I am trying to get python to match a text pattern in pandas dataframe.
What i am doing is
list = ['sarcasm','irony','humor']
pattern = '|'.join(list)
pattern2 = str("( " + pattern.strip().lstrip().rstrip() + " )").strip().lstrip().rstrip()
frame = pd.DataFrame(docs_list, columns=['words'])
# docs_list is the list containing the snippets
#Skipping the inbetween steps for the simplicity of viewing
cp2 = frame.words.str.extract(pattern2)
c2 = cp2.to_frame().fillna("No Matching Word Found")
Which gives an output like this
Snips pattern_found matching_Word
A different type of humor True humor
A different type of sarcasm True sarcasm
A different type of humor and irony True humor
A different type of reason False NA
A type of humor and sarcasm True humor
A type of comedy False NA
So, python checks for the pattern and gives the corresponding output.
Now, here is my problem. As per my understanding, as long as python does not encounter a word from the pattern in the snippet, it keeps on checking for the entire pattern. As soon as it encounters a part of the pattern, it takes that part and skips the remaining words.

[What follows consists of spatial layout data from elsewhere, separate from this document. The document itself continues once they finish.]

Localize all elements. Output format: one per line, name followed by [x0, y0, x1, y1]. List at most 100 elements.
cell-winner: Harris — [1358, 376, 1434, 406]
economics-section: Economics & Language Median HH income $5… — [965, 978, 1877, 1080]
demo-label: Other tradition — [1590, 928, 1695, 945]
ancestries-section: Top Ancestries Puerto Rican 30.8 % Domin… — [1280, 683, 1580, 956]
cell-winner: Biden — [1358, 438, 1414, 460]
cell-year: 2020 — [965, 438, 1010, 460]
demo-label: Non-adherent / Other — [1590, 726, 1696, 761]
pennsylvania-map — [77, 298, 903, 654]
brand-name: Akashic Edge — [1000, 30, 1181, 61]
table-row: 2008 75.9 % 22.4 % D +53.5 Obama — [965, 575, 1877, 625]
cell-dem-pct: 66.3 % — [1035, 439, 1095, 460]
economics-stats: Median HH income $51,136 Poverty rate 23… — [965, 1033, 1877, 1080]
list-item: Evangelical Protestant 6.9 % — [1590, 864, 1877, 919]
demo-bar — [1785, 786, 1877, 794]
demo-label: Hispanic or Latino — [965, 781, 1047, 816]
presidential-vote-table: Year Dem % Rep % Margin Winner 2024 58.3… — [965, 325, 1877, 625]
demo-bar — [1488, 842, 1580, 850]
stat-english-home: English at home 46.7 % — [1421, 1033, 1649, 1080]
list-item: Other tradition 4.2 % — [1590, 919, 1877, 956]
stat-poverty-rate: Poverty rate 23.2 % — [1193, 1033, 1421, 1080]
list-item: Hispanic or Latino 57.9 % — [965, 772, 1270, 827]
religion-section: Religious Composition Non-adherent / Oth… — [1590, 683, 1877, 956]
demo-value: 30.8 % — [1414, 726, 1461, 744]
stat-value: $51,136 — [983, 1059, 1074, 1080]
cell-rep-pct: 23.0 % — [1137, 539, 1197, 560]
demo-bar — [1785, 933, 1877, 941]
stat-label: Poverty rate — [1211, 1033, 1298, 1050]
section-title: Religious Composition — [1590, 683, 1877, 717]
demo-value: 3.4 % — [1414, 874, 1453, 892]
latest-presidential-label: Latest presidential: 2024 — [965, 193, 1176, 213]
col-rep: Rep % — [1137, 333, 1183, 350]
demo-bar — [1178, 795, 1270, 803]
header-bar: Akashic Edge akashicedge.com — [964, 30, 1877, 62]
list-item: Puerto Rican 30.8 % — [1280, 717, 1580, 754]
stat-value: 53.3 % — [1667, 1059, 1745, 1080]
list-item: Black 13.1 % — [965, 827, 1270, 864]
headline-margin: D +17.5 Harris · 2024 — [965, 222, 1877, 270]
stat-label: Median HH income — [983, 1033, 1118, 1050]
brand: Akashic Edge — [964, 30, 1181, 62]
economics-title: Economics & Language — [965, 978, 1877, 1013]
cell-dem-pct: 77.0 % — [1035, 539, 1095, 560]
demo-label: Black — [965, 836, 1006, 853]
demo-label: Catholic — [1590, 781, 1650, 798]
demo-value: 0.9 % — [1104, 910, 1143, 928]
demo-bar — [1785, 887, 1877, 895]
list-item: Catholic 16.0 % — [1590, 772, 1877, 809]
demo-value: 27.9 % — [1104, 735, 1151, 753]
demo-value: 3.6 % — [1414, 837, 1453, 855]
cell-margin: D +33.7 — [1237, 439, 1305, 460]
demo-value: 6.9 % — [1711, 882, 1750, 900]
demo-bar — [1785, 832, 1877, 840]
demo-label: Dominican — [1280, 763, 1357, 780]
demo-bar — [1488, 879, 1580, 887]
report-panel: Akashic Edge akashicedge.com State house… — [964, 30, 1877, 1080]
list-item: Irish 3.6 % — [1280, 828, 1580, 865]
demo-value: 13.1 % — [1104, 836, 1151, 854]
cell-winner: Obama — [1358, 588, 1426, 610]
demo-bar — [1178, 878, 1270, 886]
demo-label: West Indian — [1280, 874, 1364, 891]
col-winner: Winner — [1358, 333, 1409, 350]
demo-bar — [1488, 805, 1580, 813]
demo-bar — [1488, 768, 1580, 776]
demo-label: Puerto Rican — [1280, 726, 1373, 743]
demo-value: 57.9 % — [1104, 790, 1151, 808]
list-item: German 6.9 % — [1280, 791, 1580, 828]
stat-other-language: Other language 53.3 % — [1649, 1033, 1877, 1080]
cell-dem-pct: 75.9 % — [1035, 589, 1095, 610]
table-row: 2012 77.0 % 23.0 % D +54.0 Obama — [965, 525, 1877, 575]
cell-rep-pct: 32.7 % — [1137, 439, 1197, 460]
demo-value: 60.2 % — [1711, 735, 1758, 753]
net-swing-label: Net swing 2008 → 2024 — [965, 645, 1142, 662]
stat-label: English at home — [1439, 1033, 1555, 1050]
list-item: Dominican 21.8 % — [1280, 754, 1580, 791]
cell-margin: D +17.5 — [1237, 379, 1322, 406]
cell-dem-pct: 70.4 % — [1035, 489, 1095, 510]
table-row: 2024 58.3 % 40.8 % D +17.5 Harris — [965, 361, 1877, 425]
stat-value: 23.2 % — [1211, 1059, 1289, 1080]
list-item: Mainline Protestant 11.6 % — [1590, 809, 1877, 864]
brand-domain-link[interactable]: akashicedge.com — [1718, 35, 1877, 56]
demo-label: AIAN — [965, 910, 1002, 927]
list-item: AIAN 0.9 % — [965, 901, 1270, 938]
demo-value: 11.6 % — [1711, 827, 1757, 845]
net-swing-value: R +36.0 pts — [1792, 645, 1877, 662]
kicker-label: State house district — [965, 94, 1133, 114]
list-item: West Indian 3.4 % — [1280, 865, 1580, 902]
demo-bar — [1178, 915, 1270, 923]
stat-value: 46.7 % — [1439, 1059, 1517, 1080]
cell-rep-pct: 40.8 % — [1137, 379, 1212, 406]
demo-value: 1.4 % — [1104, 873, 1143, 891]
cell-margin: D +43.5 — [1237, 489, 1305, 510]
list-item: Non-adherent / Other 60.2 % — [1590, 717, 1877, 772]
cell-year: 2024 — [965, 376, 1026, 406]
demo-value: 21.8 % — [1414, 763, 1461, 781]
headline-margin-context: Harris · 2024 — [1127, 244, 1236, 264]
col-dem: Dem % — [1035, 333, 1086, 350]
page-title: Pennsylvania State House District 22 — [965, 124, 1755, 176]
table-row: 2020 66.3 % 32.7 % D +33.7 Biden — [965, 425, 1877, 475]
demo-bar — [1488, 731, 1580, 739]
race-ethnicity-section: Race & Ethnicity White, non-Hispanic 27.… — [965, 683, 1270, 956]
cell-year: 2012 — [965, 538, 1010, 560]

How do i make python to look for every word rather than just the first matching word, in order that it outputs like thus?
Snips pattern_found matching_Word
A different type of humor True humor
A different type of sarcasm True sarcasm
A different type of humor and irony True humor
A different type of humor and irony True irony
A different type of reason False NA
A type of humor and sarcasm True humor
A type of humor and sarcasm True sarcasm
A type of comedy False NA
A simple solution would obviously be to put the pattern in a list and iterate over a for loop by checking for every word in every snippet. But time is a constraint. especially because the data set i am dealing with is huge and the snips are fairly long.